Campaigners for justice for the "Maggies" expressed disappointment with the report and particularly the government's response.
"These women were locked up against their will and not paid a penny for their work," said Clare McGettrick, spokeswoman for the Justice for Magdalenes pressure group. She noted that the state inspected the laundries as licensed workplaces, yet never required the nuns to fund any state pension entitlements for the women as normal employers do, which means they are among Ireland's poorest residents today.
"Frankly their country has failed them yet again," said McGettrick said. The prime minister's refusal to apologize on behalf of the state, she said, "prolongs the stigma for these women. The beginning of this process should have been the apology. More women would have given their testimony."
They have pressed Ireland for more than a decade to admit its legal responsibility to compensate residents for hardships experienced, freedom denied, and the lack of wages paid. The government since 2002 has paid more than (euro) 1 billion ($1.3 billion) to more than 13,000 people who suffered sexual, physical and psychological abuse in other Catholic-run workhouses and orphanages but explicitly excluded former Magdalene residents, contending these were privately run institutions with negligible state involvement.

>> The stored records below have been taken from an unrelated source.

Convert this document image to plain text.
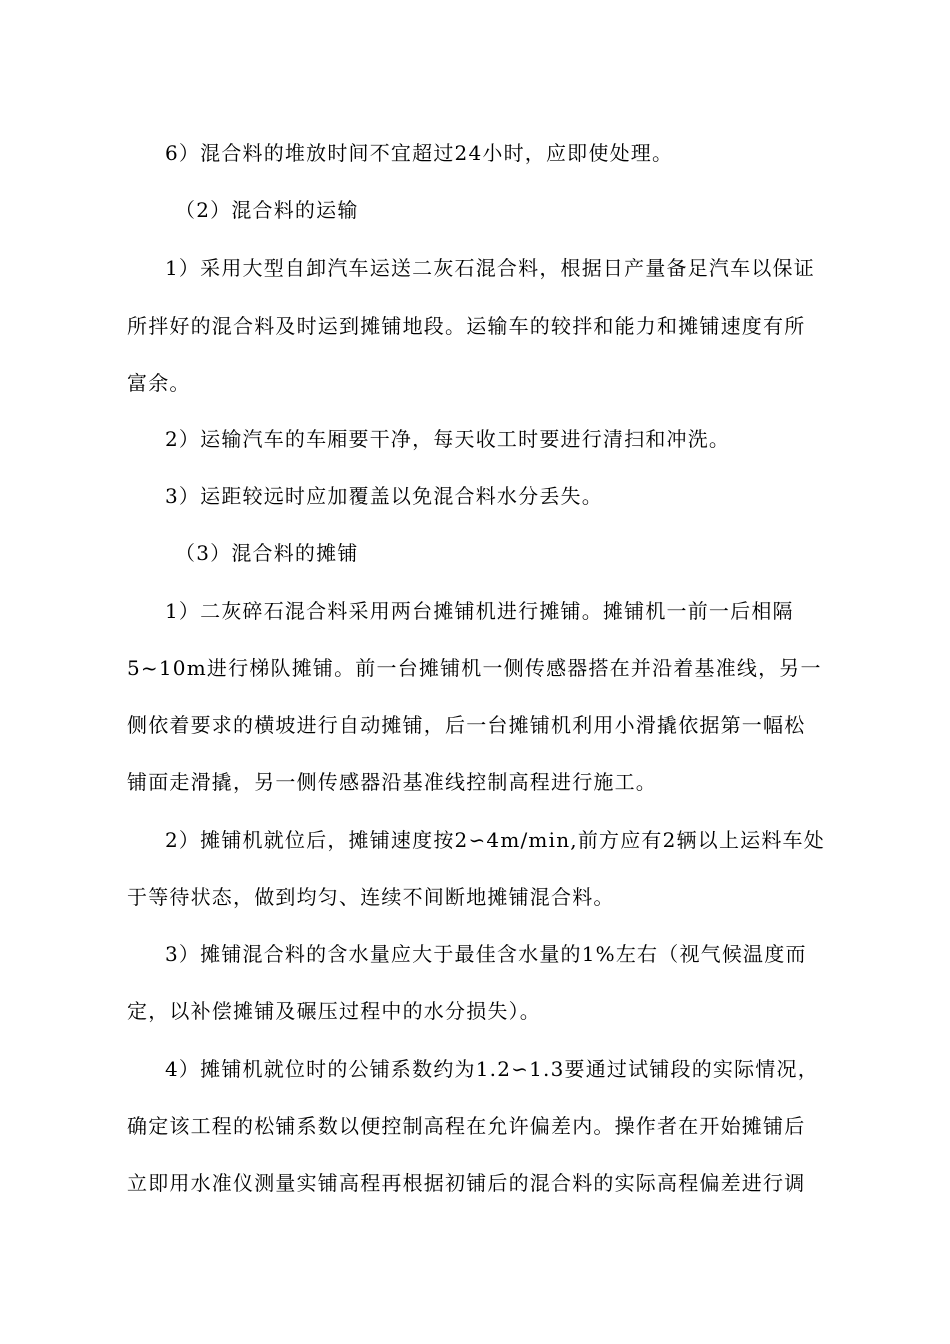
6）混合料的堆放时间不宜超过24小时，应即使处理。
（2）混合料的运输
1）采用大型自卸汽车运送二灰石混合料，根据日产量备足汽车以保证
所拌好的混合料及时运到摊铺地段。运输车的较拌和能力和摊铺速度有所
富余。
2）运输汽车的车厢要干净，每天收工时要进行清扫和冲洗。
3）运距较远时应加覆盖以免混合料水分丢失。
（3）混合料的摊铺
1）二灰碎石混合料采用两台摊铺机进行摊铺。摊铺机一前一后相隔
5~10m进行梯队摊铺。前一台摊铺机一侧传感器搭在并沿着基准线，另一
侧依着要求的横坡进行自动摊铺，后一台摊铺机利用小滑撬依据第一幅松
铺面走滑撬，另一侧传感器沿基准线控制高程进行施工。
2）摊铺机就位后，摊铺速度按2∽4m/min,前方应有2辆以上运料车处
于等待状态，做到均匀、连续不间断地摊铺混合料。
3）摊铺混合料的含水量应大于最佳含水量的1%左右（视气候温度而
定，以补偿摊铺及碾压过程中的水分损失）。
4）摊铺机就位时的公铺系数约为1.2∽1.3要通过试铺段的实际情况，
确定该工程的松铺系数以便控制高程在允许偏差内。操作者在开始摊铺后
立即用水准仪测量实铺高程再根据初铺后的混合料的实际高程偏差进行调
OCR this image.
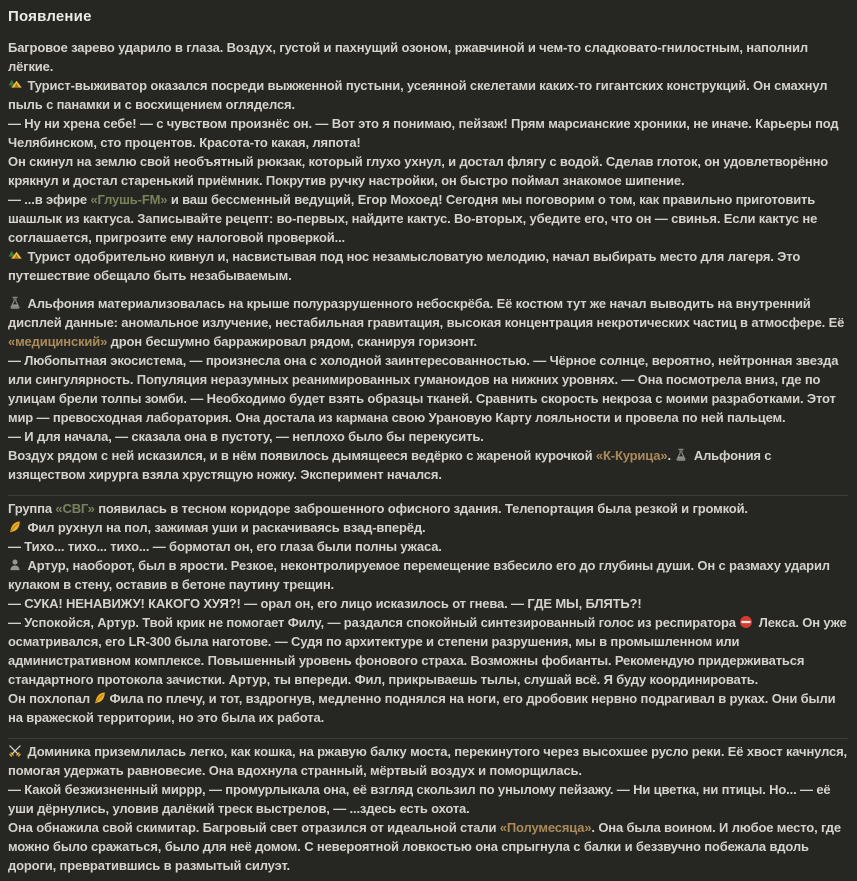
Появление
Багровое зарево ударило в глаза. Воздух, густой и пахнущий озоном, ржавчиной и чем-то сладковато-гнилостным, наполнил лёгкие.
Турист-выживатор оказался посреди выжженной пустыни, усеянной скелетами каких-то гигантских конструкций. Он смахнул пыль с панамки и с восхищением огляделся.
— Ну ни хрена себе! — с чувством произнёс он. — Вот это я понимаю, пейзаж! Прям марсианские хроники, не иначе. Карьеры под Челябинском, сто процентов. Красота-то какая, ляпота!
Он скинул на землю свой необъятный рюкзак, который глухо ухнул, и достал флягу с водой. Сделав глоток, он удовлетворённо крякнул и достал старенький приёмник. Покрутив ручку настройки, он быстро поймал знакомое шипение.
— ...в эфире «Глушь-FM» и ваш бессменный ведущий, Егор Мохоед! Сегодня мы поговорим о том, как правильно приготовить шашлык из кактуса. Записывайте рецепт: во-первых, найдите кактус. Во-вторых, убедите его, что он — свинья. Если кактус не соглашается, пригрозите ему налоговой проверкой...
Турист одобрительно кивнул и, насвистывая под нос незамысловатую мелодию, начал выбирать место для лагеря. Это путешествие обещало быть незабываемым.
Альфония материализовалась на крыше полуразрушенного небоскрёба. Её костюм тут же начал выводить на внутренний дисплей данные: аномальное излучение, нестабильная гравитация, высокая концентрация некротических частиц в атмосфере. Её «медицинский» дрон бесшумно барражировал рядом, сканируя горизонт.
— Любопытная экосистема, — произнесла она с холодной заинтересованностью. — Чёрное солнце, вероятно, нейтронная звезда или сингулярность. Популяция неразумных реанимированных гуманоидов на нижних уровнях. — Она посмотрела вниз, где по улицам брели толпы зомби. — Необходимо будет взять образцы тканей. Сравнить скорость некроза с моими разработками. Этот мир — превосходная лаборатория. Она достала из кармана свою Урановую Карту лояльности и провела по ней пальцем.
— И для начала, — сказала она в пустоту, — неплохо было бы перекусить.
Воздух рядом с ней исказился, и в нём появилось дымящееся ведёрко с жареной курочкой «К-Курица».
Альфония с изяществом хирурга взяла хрустящую ножку. Эксперимент начался.
Группа «СВГ» появилась в тесном коридоре заброшенного офисного здания. Телепортация была резкой и громкой.
Фил рухнул на пол, зажимая уши и раскачиваясь взад-вперёд.
— Тихо... тихо... тихо... — бормотал он, его глаза были полны ужаса.
Артур, наоборот, был в ярости. Резкое, неконтролируемое перемещение взбесило его до глубины души. Он с размаху ударил кулаком в стену, оставив в бетоне паутину трещин.
— СУКА! НЕНАВИЖУ! КАКОГО ХУЯ?! — орал он, его лицо исказилось от гнева. — ГДЕ МЫ, БЛЯТЬ?!
— Успокойся, Артур. Твой крик не помогает Филу, — раздался спокойный синтезированный голос из респиратора
Лекса. Он уже осматривался, его LR-300 была наготове. — Судя по архитектуре и степени разрушения, мы в промышленном или административном комплексе. Повышенный уровень фонового страха. Возможны фобианты. Рекомендую придерживаться стандартного протокола зачистки. Артур, ты впереди. Фил, прикрываешь тылы, слушай всё. Я буду координировать.
Он похлопал
Фила по плечу, и тот, вздрогнув, медленно поднялся на ноги, его дробовик нервно подрагивал в руках. Они были на вражеской территории, но это была их работа.
Доминика приземлилась легко, как кошка, на ржавую балку моста, перекинутого через высохшее русло реки. Её хвост качнулся, помогая удержать равновесие. Она вдохнула странный, мёртвый воздух и поморщилась.
— Какой безжизненный миррр, — промурлыкала она, её взгляд скользил по унылому пейзажу. — Ни цветка, ни птицы. Но... — её уши дёрнулись, уловив далёкий треск выстрелов, — ...здесь есть охота.
Она обнажила свой скимитар. Багровый свет отразился от идеальной стали «Полумесяца». Она была воином. И любое место, где можно было сражаться, было для неё домом. С невероятной ловкостью она спрыгнула с балки и беззвучно побежала вдоль дороги, превратившись в размытый силуэт.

The United Nations Committee on Torture in 2011, hearing a legal petition from the Justice for Magdalenes group, rejected the Irish government's arguments and ordered the fact-finding effort subsequently undertaken by McAleese and officials from six Irish government departments.
McAleese concluded that his investigation had "found significant state involvement with the Magdalene Laundries."
The four orders issued their own statements of regret to past laundry residents, but largely defended their conditions as inevitable in tougher times.
The Sisters of Our Lady of Charity of Refuge, which ran the two biggest laundries in Dublin, in a statement expressed "deep regret" that many residents "did not experience our refuge as a place of protection and care." But they suggested that women in their care faced worse conditions and fewer options in the hostile Ireland outside the laundry gates.
And the Congregation of the Sisters of Mercy, which ran two laundries south of Dublin and in the western city of Galway, said some workers built lifelong friendships with nuns running the workhouse. "We wish that we could have done more and that it could have been different," the nuns said. "It is regrettable that the Magdalene homes had to exist at all."